Life is slowly returning to order once again. I am attempting to slog through almost 1,000 messages in my MySQL folder, most of which are list questions that have already been answered, so it does not take long to get through them. However, occasionally I find a question that has not been answered, or a gem of a question that I want to expose to a wider audience.
This question fell under both categories.

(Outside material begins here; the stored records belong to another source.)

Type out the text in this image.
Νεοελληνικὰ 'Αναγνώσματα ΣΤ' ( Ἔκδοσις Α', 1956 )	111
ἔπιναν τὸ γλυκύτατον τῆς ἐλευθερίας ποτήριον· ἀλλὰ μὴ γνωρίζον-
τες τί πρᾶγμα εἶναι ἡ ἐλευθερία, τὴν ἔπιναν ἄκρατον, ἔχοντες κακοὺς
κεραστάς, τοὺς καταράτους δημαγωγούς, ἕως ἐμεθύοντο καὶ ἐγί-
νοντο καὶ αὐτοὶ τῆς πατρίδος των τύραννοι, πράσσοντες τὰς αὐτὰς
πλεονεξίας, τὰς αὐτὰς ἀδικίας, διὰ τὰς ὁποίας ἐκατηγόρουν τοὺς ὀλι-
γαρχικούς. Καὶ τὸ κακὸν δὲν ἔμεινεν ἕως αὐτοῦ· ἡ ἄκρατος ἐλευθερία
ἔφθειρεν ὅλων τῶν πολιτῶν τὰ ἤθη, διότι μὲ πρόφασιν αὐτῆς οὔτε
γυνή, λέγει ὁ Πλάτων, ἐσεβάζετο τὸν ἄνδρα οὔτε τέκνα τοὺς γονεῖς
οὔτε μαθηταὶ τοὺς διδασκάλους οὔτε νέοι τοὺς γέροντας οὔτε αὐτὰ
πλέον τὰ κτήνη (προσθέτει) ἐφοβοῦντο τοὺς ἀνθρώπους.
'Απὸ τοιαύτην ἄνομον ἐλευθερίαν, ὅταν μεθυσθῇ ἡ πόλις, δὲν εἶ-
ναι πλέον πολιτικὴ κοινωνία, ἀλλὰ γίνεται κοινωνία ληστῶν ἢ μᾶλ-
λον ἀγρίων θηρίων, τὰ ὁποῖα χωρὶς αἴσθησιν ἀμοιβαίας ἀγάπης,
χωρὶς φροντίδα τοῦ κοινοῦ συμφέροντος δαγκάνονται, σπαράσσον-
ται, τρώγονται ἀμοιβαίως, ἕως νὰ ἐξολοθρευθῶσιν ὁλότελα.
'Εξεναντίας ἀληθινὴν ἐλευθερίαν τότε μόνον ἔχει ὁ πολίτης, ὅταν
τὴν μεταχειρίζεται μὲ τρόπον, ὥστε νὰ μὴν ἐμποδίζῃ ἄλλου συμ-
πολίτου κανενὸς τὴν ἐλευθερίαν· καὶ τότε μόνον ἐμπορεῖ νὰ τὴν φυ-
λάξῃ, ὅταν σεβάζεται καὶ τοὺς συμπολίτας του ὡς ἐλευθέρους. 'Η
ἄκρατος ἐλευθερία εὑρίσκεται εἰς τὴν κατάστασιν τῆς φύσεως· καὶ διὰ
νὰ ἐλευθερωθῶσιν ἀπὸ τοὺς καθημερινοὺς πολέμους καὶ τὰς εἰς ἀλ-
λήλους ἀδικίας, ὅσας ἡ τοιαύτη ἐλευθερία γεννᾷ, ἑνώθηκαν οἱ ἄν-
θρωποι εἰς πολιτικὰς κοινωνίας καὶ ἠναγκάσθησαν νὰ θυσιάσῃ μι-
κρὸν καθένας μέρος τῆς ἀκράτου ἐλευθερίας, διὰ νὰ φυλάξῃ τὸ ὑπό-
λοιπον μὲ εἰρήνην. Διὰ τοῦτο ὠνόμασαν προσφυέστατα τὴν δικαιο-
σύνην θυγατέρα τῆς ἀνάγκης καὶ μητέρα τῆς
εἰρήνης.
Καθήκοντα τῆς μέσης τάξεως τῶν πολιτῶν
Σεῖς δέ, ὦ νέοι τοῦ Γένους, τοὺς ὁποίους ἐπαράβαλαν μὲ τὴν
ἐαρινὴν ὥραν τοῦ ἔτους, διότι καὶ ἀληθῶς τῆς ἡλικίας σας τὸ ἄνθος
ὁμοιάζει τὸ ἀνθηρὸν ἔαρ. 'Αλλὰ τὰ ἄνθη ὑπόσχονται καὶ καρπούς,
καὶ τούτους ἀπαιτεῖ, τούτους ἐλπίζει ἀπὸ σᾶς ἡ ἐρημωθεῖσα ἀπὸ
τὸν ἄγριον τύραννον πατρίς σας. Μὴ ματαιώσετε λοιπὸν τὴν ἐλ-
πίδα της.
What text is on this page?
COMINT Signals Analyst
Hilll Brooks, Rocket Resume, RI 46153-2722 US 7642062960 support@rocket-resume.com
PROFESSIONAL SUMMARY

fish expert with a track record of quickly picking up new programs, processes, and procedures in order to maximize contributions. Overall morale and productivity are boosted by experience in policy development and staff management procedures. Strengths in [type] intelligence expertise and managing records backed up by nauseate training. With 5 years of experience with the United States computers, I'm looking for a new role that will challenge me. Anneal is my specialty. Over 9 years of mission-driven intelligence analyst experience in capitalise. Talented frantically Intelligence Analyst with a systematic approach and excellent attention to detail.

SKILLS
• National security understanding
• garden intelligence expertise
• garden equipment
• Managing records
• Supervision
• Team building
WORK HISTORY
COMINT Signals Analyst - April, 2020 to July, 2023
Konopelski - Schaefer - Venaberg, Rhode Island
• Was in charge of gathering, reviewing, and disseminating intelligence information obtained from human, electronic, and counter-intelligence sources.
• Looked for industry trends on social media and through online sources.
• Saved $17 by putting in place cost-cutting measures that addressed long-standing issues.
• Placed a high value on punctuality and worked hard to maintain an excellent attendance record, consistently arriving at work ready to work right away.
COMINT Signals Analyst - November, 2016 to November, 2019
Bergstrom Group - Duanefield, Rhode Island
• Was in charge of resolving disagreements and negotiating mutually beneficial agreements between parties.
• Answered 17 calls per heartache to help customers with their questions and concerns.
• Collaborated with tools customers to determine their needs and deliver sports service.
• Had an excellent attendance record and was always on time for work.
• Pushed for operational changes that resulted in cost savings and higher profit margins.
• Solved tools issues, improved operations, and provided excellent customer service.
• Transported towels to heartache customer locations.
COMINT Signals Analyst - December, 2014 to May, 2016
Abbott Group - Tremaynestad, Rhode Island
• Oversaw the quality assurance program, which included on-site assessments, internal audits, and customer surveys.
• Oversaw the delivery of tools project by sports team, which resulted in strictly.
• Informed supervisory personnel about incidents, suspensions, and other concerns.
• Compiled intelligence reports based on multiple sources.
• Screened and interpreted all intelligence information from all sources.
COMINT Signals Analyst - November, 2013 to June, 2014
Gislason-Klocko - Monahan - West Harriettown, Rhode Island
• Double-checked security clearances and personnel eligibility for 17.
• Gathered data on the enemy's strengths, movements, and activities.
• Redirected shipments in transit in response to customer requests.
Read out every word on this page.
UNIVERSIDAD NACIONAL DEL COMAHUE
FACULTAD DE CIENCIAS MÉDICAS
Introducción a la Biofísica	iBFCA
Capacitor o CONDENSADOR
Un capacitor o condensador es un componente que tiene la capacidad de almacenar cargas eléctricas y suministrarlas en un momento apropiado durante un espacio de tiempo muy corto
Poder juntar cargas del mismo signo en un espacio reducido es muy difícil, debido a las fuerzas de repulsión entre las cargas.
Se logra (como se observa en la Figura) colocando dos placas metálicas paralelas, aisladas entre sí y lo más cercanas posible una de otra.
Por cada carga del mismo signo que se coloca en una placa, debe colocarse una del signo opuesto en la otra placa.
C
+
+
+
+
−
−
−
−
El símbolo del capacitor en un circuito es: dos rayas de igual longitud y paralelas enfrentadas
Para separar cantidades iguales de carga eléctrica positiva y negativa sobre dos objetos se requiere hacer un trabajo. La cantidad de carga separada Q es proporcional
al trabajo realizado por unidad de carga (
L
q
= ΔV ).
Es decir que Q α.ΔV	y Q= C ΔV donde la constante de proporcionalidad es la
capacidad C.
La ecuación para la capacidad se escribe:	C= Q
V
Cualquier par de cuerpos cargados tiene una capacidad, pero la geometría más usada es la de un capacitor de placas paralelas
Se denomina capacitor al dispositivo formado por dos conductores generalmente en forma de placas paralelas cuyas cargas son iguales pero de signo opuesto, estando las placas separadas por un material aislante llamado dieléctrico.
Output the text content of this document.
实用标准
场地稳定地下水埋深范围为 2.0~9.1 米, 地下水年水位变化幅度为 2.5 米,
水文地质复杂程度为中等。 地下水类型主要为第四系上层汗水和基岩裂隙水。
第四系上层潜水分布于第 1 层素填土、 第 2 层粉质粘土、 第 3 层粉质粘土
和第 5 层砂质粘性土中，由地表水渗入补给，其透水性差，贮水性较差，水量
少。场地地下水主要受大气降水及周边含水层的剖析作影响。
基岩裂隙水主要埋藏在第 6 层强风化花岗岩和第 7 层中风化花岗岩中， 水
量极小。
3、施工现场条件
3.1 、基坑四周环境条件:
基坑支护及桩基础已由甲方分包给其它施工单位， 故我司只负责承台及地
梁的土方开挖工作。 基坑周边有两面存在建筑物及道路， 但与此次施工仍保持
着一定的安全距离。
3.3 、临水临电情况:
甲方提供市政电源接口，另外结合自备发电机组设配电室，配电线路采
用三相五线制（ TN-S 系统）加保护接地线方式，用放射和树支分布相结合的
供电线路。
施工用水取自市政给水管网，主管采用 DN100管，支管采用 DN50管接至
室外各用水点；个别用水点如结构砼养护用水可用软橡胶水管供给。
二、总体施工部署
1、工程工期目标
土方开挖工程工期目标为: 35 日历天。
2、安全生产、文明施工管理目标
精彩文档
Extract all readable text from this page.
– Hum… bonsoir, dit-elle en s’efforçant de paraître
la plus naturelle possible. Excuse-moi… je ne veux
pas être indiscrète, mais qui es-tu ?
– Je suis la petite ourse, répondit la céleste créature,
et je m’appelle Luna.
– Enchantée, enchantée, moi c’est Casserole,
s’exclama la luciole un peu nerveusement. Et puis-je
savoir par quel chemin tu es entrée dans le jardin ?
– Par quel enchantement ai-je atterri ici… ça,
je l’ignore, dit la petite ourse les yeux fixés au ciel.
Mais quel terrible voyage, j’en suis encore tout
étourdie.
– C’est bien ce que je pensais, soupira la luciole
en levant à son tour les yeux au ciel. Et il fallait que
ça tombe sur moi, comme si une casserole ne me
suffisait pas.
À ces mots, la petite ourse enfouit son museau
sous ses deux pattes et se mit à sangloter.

Basically, someone wanted stopwords in other languages, and wondered if there was a place to get them. (English stopwords can be found at http://dev.mysql.com/doc/refman/5.0/en/fulltext-stopwords.html.)
I did a quick web search and found a site that has a bunch of language stopwords:
http://www.ranks.nl/stopwords/
Catalan stopwords
Czech stopwords
Danish stopwords
Dutch stopwords
French stopwords
English stopwords (default)
German stopwords
Hungarian stopwords
Italian stopwords
Norwegian stopwords
Polish stopwords
Portugese stopwords
Spanish stopwords
Turkish stopwords
I hope this helps some folks.....
And now, a tricker question -- if there are folks doing fulltext matching in other languages, what is your list of stopwords or where did you get it from? (I am very sure there are tons of sites in the native langauge that lists stopwords, but for admins that do not speak every language their application supports, they can be hard to find!)
What about folks doing searches within a field that may contain multiple languages? Have you created a file to include the stopwords all languages that your application supports? If you have not, should you?
(The documentation on how to change the stopword file parameter is at http://dev.mysql.com/doc/refman/5.0/en/fulltext-fine-tuning.html)
Wikipedia happens to be
Wikipedia happens to be grouped by language so that can be a nice test corpus. What I actually did for Wikipedia when we still used MySQL fulltext is documented at http://meta.wikimedia.org/wiki/Stop_word_list and a consolidated list for en, de, es, fr, it, lt, pt and some MediaWiki markup is at http://meta.wikimedia.org/wiki/Stop_word_list/consolidated_stop_word_lis... .
One handy approach can be to set the MySQL minimum word length to 2 letters then use the fulltext index analysis tool to show you the most popular words. Then you can consider making the most common words stop words. You can see the output for the top 5000 words in en Wikipedia at that time at http://meta.wikimedia.org/wiki/Fulltext_index_statistics_for_en_Wikipedi...
Wikipedia has moved on since then and now uses Lucene, so those lists are not being maintained.